Di Sragen sendiri, komoditas tebu merupakan bagian penting dari mata pencaharian lokal serta menyuplai pabrik gula di wilayah eks Karesidenan Surakarta. Kebakaran seluas 4,5 hektare bukan angka yang kecil bagi petani kecil yang mengandalkan hasil panen musiman. Hilangnya batang tebu yang siap atau mendekati panen berarti hilangnya pendapatan tunai yang telah dinantikan berbulan-bulan.
Dampak kebakaran ini tidak hanya menyentuh aspek ekonomi petani, tetapi juga menambah beban operasional pemerintah daerah untuk penanggulangan bencana. Sementara itu, tim gabungan yang terdiri dari BPBD Kabupaten Sragen dan Dinas Pemadam Kebakaran harus mengerahkan sumber daya untuk pemadaman darat secara intensif.
Kasus di Sragen ini menjadi pengingat bahwa ancaman kebakaran lahan tidak hanya terjadi di wilayah rawan seperti Sumatra dan Kalimantan. Pulau Jawa dengan tingkat kepadatan penduduknya yang tinggi pun rentan terhadap bencana akibat kelalaian manusia, apalagi saat musim kemarau ekstrem melanda.
Menurut para ahli klimatologi, pola kemarau tahun ini membawa risiko lebih tinggi karena anomali suhu permukaan laut yang memicu El Nino. Masyarakat diharapkan lebih waspada dan menghentikan kebiasaan membakar sampah atau rumput di area terbuka. Peralihan ke metode pengolahan lahan mekanis atau kompos perlu digalakkan di tingkat desa.
"Yang terbakar diperkirakan mencapai 4,5 hektare dan tidak menimbulkan korban jiwa," ujar Abdul Muhari dalam keterangannya di Jakarta. Ia menekankan bahwa peristiwa di Sukodono harus menjadi pembelajaran serius bagi masyarakat luas mengenai bahaya membakar lahan tanpa pertimbangan risiko kebakaran susulan.
Direktorat Pengendalian Operasi BNPB mengonfirmasi bahwa proses pemadaman berlangsung hingga Senin sore. Petugas di lapangan melaporkan kondisi kebakaran telah memasuki tahap pendinginan. Kendati demikian, personel tetap bersiaga untuk memastikan seluruh sisa bara api benar-benar padam dan tidak memicu kebakaran susulan di malam hari.

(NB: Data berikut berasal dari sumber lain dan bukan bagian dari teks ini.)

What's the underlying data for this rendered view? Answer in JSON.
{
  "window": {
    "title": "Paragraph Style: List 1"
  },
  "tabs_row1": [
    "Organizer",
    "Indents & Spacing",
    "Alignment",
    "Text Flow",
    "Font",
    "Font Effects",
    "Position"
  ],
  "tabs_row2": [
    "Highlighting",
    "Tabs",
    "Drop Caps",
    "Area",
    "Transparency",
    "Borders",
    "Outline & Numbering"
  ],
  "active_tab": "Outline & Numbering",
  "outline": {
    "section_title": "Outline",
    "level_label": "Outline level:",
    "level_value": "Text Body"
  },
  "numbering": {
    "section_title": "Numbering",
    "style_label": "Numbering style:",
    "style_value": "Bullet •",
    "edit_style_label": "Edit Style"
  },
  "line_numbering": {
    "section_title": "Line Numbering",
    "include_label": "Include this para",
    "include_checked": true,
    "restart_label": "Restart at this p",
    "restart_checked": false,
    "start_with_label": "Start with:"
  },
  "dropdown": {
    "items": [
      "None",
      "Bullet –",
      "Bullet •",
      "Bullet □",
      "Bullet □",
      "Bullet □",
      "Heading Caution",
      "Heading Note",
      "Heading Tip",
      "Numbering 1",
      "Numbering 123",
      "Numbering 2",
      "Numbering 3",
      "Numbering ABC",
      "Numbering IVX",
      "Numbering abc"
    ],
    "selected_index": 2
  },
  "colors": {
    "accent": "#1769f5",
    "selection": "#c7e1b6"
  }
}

Ke depan, penguatan sistem peringatan dini di tingkat kecamatan menjadi krusial. Pemerintah daerah Sragen perlu memperketat pengawasan terhadap aktivitas warga di area perkebunan, terutama saat indeks cuaca ekstrem meningkat. Sosialisasi larangan pembakaran lahan terbuka wajib dilakukan secara berulang menjelang musim kemarau panjang.
Kolaborasi antara BPBD, TNI, Polri, dan masyarakat dalam pembentukan relawan peduli api di desa juga harus diperluas. Dengan kesiapsiagaan yang lebih baik, kerugian akibat kelalaian kecil seperti bakar rumput dapat dicegah sejak dini. Keselamatan lahan pertanian merupakan bagian tak terpisahkan dari ketahanan pangan nasional.